Some 45,000 people have fled uncertainty in Gambia as tension mounts
DAKAR, Senegal – Thousands of people have fled to Senegal from The Gambia, where last-minute talks are taking place to persuade the incumbent President to leave office following an election defeat.
According to Senegalese authorities, 45,000 people have crossed the border between the two West African countries, and more people may continue to flee as the situation remains tense.
“Our fear is, if this situation is not resolved soon, more people may have to leave their homes trying to seek safety," said UNHCR spokesperson Babar Baloch in an interview after a press briefing in Geneva today.
Mediators are holding talks in The Gambian capital Banjul to persuade Yahya Jammeh to step down after the internationally recognised President Adama Barrow was sworn in during an inauguration ceremony at the Gambian embassy in Dakar on Thursday.
Latest figures from the government of Senegal show 75 per cent of the people crossing the border from The Gambia to Senegal are women and children, who are finding shelter with family members, host families or in hotels.
The village of Dienouncounda, near the Selety border crossing point, is hosting 333 persons who arrived from The Gambia within the past 10 days. The village normally has 500 inhabitants.

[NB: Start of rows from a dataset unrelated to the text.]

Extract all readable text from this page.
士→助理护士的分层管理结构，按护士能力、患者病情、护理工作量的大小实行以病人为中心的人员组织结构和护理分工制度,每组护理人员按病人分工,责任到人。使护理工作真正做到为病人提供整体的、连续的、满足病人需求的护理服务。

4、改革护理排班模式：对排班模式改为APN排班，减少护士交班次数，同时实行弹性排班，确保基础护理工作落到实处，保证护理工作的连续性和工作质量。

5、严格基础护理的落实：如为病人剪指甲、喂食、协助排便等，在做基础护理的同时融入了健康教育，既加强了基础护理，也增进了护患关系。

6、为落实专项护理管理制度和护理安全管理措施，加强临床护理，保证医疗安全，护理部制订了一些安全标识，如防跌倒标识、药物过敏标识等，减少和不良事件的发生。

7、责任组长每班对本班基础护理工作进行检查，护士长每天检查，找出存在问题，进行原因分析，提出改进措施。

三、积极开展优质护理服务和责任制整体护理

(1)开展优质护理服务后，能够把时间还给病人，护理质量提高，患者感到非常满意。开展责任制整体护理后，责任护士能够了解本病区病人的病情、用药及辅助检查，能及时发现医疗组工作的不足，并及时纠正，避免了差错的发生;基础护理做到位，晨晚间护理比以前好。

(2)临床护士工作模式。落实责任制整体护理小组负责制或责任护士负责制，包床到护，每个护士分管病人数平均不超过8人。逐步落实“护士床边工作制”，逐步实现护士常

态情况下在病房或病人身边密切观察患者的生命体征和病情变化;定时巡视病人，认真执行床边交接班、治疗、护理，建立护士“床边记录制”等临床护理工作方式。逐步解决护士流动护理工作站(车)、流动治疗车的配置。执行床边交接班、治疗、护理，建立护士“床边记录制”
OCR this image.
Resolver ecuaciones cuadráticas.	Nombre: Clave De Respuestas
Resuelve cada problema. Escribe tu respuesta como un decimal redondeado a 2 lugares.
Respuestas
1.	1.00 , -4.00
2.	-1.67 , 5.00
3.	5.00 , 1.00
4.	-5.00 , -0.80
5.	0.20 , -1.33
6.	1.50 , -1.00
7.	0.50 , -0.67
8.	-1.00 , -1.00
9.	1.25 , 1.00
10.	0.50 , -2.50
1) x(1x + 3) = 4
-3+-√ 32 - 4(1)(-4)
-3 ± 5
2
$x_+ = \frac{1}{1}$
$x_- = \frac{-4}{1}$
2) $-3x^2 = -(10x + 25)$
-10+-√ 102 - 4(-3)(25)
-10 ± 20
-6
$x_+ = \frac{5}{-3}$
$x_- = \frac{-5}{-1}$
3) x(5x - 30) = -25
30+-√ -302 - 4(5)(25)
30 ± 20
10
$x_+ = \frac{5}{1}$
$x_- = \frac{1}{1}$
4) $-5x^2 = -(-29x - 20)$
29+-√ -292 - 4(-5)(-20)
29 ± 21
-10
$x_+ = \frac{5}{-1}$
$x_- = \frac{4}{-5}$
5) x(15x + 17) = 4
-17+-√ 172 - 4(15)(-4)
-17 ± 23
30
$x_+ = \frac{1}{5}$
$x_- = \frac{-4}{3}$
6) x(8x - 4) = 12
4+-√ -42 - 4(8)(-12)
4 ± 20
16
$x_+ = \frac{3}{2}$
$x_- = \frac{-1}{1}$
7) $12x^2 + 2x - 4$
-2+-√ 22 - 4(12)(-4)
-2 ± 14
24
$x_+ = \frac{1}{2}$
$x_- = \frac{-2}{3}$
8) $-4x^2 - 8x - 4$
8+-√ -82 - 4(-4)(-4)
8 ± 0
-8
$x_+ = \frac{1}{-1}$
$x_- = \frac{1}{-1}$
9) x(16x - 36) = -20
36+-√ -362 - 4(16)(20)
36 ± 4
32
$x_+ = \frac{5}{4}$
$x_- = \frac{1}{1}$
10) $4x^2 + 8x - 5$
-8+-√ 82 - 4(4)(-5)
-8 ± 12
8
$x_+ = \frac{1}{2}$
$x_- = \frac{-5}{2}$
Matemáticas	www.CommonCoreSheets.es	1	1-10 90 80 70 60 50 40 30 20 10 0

"I am hosting 21 persons in my home," said Djibril Coly, 68, who has eight children. "I give them food of course, we eat rice all together, but we won't have enough soon. A 50 kilo bag of rice costs about 16,000 CFA ($26), and we manage to eat for three days all of us on that bag. If we would eat properly, we would eat it in two days but we limit ourselves a bit to make it last. So more food is the main concern for us."
The UN Refugee Agency, UNHCR, with other humanitarian actors has deployed assessment teams to Senegal’s key border areas with the Gambia and is working closely with the local authorities to assess the needs of people who have arrived in Senegal.
In Dakar, UNHCR is constantly in contact with the Interior Ministry, which is in charge of coordinating the humanitarian response and has developed plans to distribute food and relief items to up to 100,000 people.
As part of the assistance programme, 40 tons of food arrived in the Ziguinchor region yesterday and distribution to recent arrivals and host families should start in the next days.
People have arrived in Senegal’s Fatick, Kaolack and Kaffrine regions, to the North of the Gambia, as well as in the Ziguinchor, Sedhiou and Kolda regions at the southern Gambian border with Senegal.
Arrivals in Senegal have been a mix of Gambians, Senegalese, bi-nationals, as well as Ghanaians, Liberians, Lebanese, Guineans, and Mauritanians among other foreigners. In addition, at least 800 people have crossed into Guinea-Bissau.
The Gambia itself, hosts some 8,000 refugees, most of whom are Senegalese.